Der kleine Grenzverkehr

Es geht doch nichts über einen lukrativen Nebenjob. Schon gar nicht, wenn man bei ihm das Angenehme (Frisörbesuch, polnisches Bier, Lacoste-Hemden vom Polenmarkt) mit dem Nützlichen verbinden kann. Welches in diesem Fall in Form von Zigarettenhandel daherkommt:

.

Da soll noch mal jemand sagen, dem Berliner fehle es an Unternehmergeist.
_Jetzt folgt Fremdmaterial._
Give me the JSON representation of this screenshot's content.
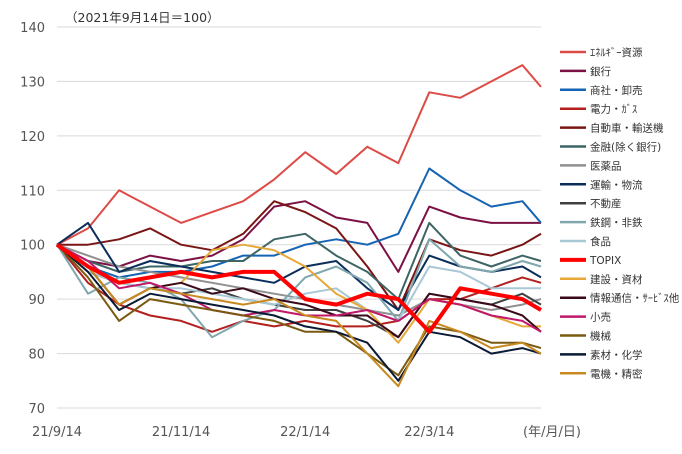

Auch die Guerillastrategie, mit der dieser Zigarettenschmuggel zwischen den Gesuchen nach defekten Elektrogeräten und Dreizimmeraltbaumitstuck-Wohnungen an Laternenpfählen im Prenzlauer Berg versteckt wurde, muss man bewundern.

Doch was passiert wohl, sobald die freundlichen kleinen Libanesen, die bislang aus Blumentöpfen und Radkappen heraus die Versorgung mit Billig-Zigaretten sicherstellten, diese Konkurrenz entdecken? Lässt sich die Polizei mit dem Hinweis, es handle sich nur um vier Stangen und damit die Einhaltung des Zolllimits, ruhigstellen? Und sind fünf Euro unter Berücksichtigung all dieser Aspekte wirklich ein angemessenes Risikokapital?

  1. 9. September 2010

    Jo, so gefällt mir das! 🙂 Der humorige Körper verhüllt von zynischer Corsage.